= Laura Toogood =

Laura Toogood (born 9 December 1984) is an author and commentator on digital issues.

== Career ==

Toogood graduated from the Royal High School, Bath. In 2010, she completed her PhD in the area of Social Informatics at University College Dublin. She was an Ad Astra scholar.

She is the author of the book Journalism and PR: News Media and Public Relations in the Digital Age with John Lloyd, which was published by I.B. Tauris.

Toogood is a regular media contributor and has written about various topics relating to technology for The Sunday Times and the Telegraph. She is also an expert for various broadcasters including the BBC. She appears on ITV's This Morning as an Internet Safety Expert. She was filmed in conversation with John Cruickshank, Publisher of Canada's largest newspaper the Toronto Star, when giving an address to the Empire Club of Canada to discuss the future of journalism and public relations in the new media age.

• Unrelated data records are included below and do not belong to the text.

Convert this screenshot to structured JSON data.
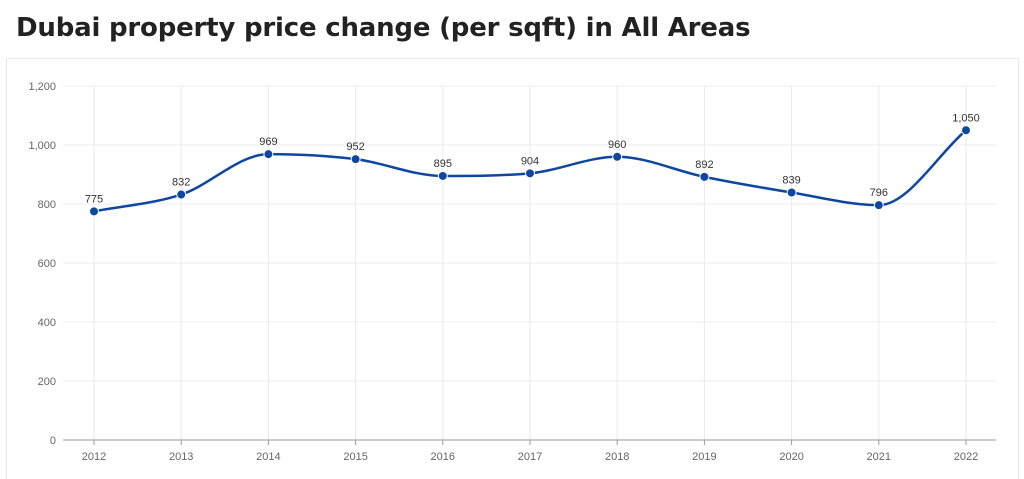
{
  "header": {
    "title": "Dubai property price change (per sqft) in All Areas"
  },
  "chart_data": {
    "type": "line",
    "title": "Dubai property price change (per sqft) in All Areas",
    "xlabel": "",
    "ylabel": "",
    "x": [
      "2012",
      "2013",
      "2014",
      "2015",
      "2016",
      "2017",
      "2018",
      "2019",
      "2020",
      "2021",
      "2022"
    ],
    "series": [
      {
        "values": [
          775,
          832,
          969,
          952,
          895,
          904,
          960,
          892,
          839,
          796,
          1050
        ],
        "labels": [
          "775",
          "832",
          "969",
          "952",
          "895",
          "904",
          "960",
          "892",
          "839",
          "796",
          "1,050"
        ],
        "color": "#0d47a1"
      }
    ],
    "ylim": [
      0,
      1200
    ],
    "yticks": [
      0,
      200,
      400,
      600,
      800,
      1000,
      1200
    ],
    "ytick_labels": [
      "0",
      "200",
      "400",
      "600",
      "800",
      "1,000",
      "1,200"
    ],
    "grid": true,
    "smooth": true
  }
}
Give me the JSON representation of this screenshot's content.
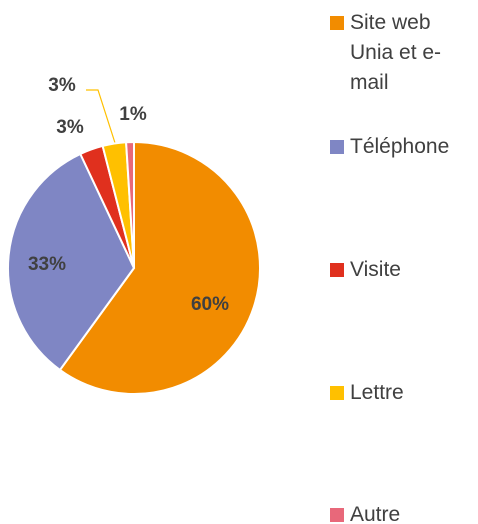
{
  "chart_data": {
    "type": "pie",
    "categories": [
      "Site web Unia et e-mail",
      "Téléphone",
      "Visite",
      "Lettre",
      "Autre"
    ],
    "values": [
      60,
      33,
      3,
      3,
      1
    ],
    "value_labels": [
      "60%",
      "33%",
      "3%",
      "3%",
      "1%"
    ],
    "colors": [
      "#F28C00",
      "#7F86C4",
      "#E0301E",
      "#FFC000",
      "#E8687A"
    ],
    "legend": "right"
  }
}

Toogood is the founder and editor of British luxury lifestyle publication The Sloaney.

== Equestrian ==
Toogood was a dedicated equestrian and represented Great Britain at several international competitions throughout her sporting career. In 2000, she represented the Avon Vale Pony club at the Pony Club National Championships. Toogood is also a former member of the British Junior Three Day Eventing team and competed at the 2002 Junior European Championships on The Fieldmaster, her bay gelding, finishing second best of the British. She was shortlisted for the British U21 team for the Young Rider European Championships in Portugal and represented Ireland in a Senior Home International 2008 competition riding Ruxton Silberstern.

== Modelling ==
Represented by International Model Management in London and Assets Model Agency in Dublin, Toogood has previously worked for Armani. Toogood gave top riders some tips about how to model when doing a charity fashion for Spinal Research.

== Awards ==
In 2015, she received a 'Women of the Future Award' for Digital and Technology and the Spear's Magazine Future Leader in Wealth Management Award.

Toogood was also included in Management Today's 35 Under 35 list of top businesswomen.

In 2018, she has been ranked in the Spear's 500 Reputation Managers Index.